/IRS-990-Schedule-D-and-I

Code for processing and analyzing the Schedule D form of the IRS-990 dataset, as well as publishing online. Work in progress!

Primary LanguageJupyter NotebookMIT LicenseMIT

990-DAFs

Code for analyzing Donor Advised Funds

Thanks for visiting! Our data is currently being reviewed to ensure the highest level of accuracy possible. We expect the website to be operational in March 2021.

In the meantime, view an informative draft visualization about DAFs as a preview of what's to come.

![Landing Page photo](/UI Designs/home_page.png)

Table of Contents

Overview

Donor Advised Funds (DAF) distribute billions of dollars to NGOs each year. This project attempts to map and analyze the flow of these funds from DAFs to NGOs. DAFs are required to report any cumulative grants greater than $5,000 in the IRS 990 Form Schedule I. This project also attempts to demonstrate the validity of open source data projects for the nonprofit sector.

Example Use Cases

  • Identify which nonprofits obtain the most grants from donor-advised funds.
  • Identify top donor-advised funds

![map photo](/UI Designs/map.png)

  • Examine various measures of grant spread, i.e., how diverse are the grantees across organization size, geographic area, mission or cause, etc.

![Report page photo](/UI Designs/report.png)

Step 1

COMPLETE

Code for reading XML Schedule I forms.
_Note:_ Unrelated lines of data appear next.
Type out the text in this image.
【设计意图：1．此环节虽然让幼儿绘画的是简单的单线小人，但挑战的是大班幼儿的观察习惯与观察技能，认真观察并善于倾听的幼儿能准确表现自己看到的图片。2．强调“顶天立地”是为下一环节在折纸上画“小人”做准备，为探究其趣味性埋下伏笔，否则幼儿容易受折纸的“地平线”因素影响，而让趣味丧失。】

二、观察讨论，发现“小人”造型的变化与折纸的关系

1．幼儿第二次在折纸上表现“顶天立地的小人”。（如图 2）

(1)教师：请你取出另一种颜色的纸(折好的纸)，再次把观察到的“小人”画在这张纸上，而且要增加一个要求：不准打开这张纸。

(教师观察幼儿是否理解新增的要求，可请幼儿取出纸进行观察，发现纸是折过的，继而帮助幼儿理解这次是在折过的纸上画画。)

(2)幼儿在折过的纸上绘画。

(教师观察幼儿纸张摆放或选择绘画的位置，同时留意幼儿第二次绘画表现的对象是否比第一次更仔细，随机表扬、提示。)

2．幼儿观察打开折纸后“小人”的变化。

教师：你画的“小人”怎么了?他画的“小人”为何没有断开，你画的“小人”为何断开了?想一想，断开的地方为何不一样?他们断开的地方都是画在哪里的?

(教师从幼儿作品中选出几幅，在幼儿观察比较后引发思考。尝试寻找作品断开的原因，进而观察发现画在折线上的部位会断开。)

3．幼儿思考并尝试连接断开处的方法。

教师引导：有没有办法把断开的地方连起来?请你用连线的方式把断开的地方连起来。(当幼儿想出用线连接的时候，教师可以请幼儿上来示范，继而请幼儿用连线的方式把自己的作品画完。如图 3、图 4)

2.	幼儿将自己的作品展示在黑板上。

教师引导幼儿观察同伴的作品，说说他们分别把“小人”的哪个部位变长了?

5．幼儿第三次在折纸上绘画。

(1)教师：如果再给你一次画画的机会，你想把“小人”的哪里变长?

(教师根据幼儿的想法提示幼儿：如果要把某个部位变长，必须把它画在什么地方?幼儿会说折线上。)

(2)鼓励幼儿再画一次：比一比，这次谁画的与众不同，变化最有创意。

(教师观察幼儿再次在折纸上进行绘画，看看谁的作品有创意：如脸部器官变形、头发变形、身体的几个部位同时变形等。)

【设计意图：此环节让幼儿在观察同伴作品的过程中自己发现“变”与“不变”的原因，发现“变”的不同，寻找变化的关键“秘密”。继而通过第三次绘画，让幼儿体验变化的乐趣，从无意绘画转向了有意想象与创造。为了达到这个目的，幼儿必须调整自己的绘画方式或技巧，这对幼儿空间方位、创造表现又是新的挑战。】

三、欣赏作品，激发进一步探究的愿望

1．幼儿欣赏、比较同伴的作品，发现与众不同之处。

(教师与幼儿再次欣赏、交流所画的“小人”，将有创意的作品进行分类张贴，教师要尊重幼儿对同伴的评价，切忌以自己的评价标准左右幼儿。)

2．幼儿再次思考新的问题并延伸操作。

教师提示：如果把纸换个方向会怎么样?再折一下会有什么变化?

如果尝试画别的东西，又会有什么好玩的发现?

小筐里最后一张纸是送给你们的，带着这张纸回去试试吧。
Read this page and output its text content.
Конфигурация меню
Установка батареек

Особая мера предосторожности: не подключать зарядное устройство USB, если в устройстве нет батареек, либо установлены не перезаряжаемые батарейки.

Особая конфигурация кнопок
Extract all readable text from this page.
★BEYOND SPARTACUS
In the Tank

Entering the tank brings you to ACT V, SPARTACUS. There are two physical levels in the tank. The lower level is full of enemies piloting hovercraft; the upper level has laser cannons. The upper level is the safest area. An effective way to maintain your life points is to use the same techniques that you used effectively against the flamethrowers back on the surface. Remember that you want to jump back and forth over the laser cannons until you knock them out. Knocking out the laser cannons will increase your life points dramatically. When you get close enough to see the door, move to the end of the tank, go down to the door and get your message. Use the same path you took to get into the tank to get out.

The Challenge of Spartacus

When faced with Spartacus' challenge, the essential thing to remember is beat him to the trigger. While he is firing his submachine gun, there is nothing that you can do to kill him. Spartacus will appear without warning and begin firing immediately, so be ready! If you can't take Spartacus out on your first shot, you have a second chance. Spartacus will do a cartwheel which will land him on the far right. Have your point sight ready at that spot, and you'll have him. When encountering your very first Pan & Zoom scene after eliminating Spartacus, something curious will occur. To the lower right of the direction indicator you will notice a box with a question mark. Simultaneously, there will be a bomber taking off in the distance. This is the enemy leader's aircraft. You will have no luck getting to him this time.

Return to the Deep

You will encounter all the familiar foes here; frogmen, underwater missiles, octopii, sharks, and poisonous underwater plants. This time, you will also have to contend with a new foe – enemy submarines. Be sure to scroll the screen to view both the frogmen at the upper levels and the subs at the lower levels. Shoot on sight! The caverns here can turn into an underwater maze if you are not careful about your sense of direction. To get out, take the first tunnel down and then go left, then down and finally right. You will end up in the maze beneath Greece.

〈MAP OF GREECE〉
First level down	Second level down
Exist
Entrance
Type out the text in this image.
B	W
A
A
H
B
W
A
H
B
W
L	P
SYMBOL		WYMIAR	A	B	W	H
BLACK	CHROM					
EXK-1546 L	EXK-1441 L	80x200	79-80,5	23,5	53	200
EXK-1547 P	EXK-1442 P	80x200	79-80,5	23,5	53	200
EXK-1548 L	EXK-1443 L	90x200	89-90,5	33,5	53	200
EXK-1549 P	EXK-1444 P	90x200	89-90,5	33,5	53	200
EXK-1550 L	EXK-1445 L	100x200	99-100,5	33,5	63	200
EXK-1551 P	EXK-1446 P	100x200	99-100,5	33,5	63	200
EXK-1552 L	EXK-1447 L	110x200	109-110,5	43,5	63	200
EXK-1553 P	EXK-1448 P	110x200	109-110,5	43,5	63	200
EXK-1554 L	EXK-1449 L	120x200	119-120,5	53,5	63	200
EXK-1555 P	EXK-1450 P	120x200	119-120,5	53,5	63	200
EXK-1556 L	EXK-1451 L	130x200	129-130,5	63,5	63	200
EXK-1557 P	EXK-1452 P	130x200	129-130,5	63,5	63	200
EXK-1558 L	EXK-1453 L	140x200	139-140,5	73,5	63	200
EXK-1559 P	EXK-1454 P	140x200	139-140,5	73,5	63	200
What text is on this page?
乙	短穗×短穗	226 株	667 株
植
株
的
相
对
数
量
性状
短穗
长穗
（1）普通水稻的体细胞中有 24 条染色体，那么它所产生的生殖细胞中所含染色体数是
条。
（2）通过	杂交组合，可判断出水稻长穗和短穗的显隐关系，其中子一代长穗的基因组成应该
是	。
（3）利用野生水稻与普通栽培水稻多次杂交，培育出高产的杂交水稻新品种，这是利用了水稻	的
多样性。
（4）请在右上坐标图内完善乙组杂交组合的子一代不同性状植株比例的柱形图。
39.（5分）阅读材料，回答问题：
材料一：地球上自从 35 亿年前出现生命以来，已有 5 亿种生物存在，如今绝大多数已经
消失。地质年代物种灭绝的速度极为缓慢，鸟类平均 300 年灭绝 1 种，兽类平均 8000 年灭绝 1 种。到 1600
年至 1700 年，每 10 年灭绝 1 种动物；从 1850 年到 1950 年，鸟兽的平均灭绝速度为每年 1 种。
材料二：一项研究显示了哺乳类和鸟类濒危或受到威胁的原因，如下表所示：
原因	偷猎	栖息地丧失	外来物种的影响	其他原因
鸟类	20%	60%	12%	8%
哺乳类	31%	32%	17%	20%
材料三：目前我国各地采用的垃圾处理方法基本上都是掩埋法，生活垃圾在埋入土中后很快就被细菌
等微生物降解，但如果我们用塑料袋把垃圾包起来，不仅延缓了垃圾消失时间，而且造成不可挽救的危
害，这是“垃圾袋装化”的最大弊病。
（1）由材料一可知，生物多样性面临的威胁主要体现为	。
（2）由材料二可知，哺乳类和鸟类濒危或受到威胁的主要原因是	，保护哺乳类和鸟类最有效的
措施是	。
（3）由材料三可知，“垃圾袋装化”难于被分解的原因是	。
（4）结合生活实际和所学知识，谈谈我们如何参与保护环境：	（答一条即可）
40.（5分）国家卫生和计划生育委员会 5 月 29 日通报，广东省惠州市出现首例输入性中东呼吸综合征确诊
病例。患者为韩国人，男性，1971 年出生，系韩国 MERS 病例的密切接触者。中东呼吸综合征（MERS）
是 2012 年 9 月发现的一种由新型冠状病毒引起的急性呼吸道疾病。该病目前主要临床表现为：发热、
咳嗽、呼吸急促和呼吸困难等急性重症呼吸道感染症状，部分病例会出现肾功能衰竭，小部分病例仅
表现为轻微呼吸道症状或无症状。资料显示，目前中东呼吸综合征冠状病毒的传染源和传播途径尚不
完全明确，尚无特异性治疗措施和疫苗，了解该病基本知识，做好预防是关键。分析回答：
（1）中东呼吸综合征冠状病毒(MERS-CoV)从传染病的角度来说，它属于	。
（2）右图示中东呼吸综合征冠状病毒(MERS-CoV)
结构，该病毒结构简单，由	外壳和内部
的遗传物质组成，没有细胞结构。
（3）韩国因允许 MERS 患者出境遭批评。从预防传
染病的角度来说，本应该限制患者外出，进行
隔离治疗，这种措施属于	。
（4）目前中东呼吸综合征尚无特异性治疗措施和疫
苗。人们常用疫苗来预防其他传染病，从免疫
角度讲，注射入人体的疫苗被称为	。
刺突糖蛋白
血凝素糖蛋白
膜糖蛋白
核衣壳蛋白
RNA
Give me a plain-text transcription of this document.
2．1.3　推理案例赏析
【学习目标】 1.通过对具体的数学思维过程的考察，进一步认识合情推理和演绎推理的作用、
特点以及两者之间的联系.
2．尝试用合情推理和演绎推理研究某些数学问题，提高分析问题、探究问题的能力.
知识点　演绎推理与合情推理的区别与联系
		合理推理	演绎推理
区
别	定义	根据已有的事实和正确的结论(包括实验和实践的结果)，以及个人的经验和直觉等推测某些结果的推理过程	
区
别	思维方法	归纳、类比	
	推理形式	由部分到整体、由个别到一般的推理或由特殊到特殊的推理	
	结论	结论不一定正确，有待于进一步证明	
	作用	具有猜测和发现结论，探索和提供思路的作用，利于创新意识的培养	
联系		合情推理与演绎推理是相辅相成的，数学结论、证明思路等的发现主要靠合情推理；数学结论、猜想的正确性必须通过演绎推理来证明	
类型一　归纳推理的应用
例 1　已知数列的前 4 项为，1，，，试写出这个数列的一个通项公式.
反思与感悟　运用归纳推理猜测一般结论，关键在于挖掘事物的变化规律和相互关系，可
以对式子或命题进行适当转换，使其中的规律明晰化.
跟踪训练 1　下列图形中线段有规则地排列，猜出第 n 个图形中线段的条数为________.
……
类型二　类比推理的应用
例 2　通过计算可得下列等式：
Files are available in XML format from multiple locations, including AWS (easily accessible through open990.org). Need to collect, for each organization, the name, address, EIN, IRS organization type e.g. 501(c)(3), and amount of grant, with a indicator for which DAF the funds were distributed through. Will read this data into a Pandas Dataframe for analysis. The Community Concordance allows us to map field locations across many versions of the 990. We are working with variables labeled PC, as well as the header. The paths for the Schedule-D information do change depending on the version.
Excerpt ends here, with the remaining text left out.